I am trying to implement Pollard's rho algorithm for computing discrete logarithms based on the description in the book Prime Numbers: A Computational Perspective by Richard Crandall and Carl Pomerance, section 5.2.2, page 232. Here is my Python code:

def dlog(g,t,p):
    # l such that g**l == t (mod p), with p prime
    # algorithm due to Crandall/Pomerance "Prime Numbers" sec 5.2.2
    from fractions import gcd
    def inverse(x, p): return pow(x, p-2, p)
    def f(xab):
        x, a, b = xab[0], xab[1], xab[2]
        if x < p/3:
            return [(t*x)%p, (a+1)%(p-1), b]
        if 2*p/3 < x:
            return [(g*x)%p, a, (b+1)%(p-1)]
        return [(x*x)%p, (2*a)%(p-1), (2*b)%(p-1)]
    i, j, k = 1, [1,0,0], f([1,0,0])
    while j[0] <> k[0]:
        print i, j, k
        i, j, k = i+1, f(j), f(f(k))
    print i, j, k
    d = gcd(j[1] - k[1], p - 1)
    if d == 1: return ((k[2]-j[2]) * inverse(j[1]-k[1],p-1)) % (p-1)
    m, l = 0, ((k[2]-j[2]) * inverse(j[1]-k[1],(p-1)/d)) % ((p-1)/d)
    while m <= d:
        print m, l
        if pow(g,l,p) == t: return l
        m, l = m+1, (l+((p-1)/d))%(p-1)
    return False

The code includes debugging output to show what is happening. You can run the code at http://ideone.com/8lzzOf, where you will also see two test cases. The first test case, which follows the d > 1 path, calculates the correct value. The second test case, which follows the d == 1 path, fails.

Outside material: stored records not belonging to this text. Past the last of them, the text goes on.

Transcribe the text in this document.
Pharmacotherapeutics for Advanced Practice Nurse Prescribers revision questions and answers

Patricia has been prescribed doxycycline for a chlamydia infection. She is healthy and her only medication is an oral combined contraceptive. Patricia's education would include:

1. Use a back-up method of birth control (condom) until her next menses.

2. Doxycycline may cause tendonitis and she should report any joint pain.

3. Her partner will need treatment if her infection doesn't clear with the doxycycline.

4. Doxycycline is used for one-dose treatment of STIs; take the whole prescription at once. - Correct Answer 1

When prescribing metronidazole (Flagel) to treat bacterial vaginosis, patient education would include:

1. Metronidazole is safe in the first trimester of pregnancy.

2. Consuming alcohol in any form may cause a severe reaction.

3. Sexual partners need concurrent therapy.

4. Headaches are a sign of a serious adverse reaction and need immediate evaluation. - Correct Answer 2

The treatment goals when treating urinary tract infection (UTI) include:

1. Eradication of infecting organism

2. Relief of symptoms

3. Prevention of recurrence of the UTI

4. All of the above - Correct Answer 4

Please help me find my error.

Answer 1

Problem 1

One thing that looks suspicious is this function:

def inverse(x, p): return pow(x, p-2, p)

This is computing a modular inverse of x modulo p using Euler's theorem. This is fine if p is prime, but otherwise you need to raise x to the power phi(p)-1.

In your case you are calling this function with a modulo of p-1 which is going to be even and therefore give an incorrect inverse.

As phi(p-1) is hard to compute, it may be better to use the extended Euclidean algorithm for computing the inverse instead.

Problem 2

Running your code for the case g=83, t=566, p=997 produces 977, while you were expecting 147.

In fact 977 is indeed a logarithm of 83 as we can see if we compute:

>>> pow(83,977,997)
566

but it is not the one you were expecting (147).

This is because the Pollard rho method requires g to be a generator of the group. Unfortunately, 83 is not a generator of the group 1,2,..997 because pow(83,166,997)==1. (In other words, after generating 166 elements of the group you start repeating elements.)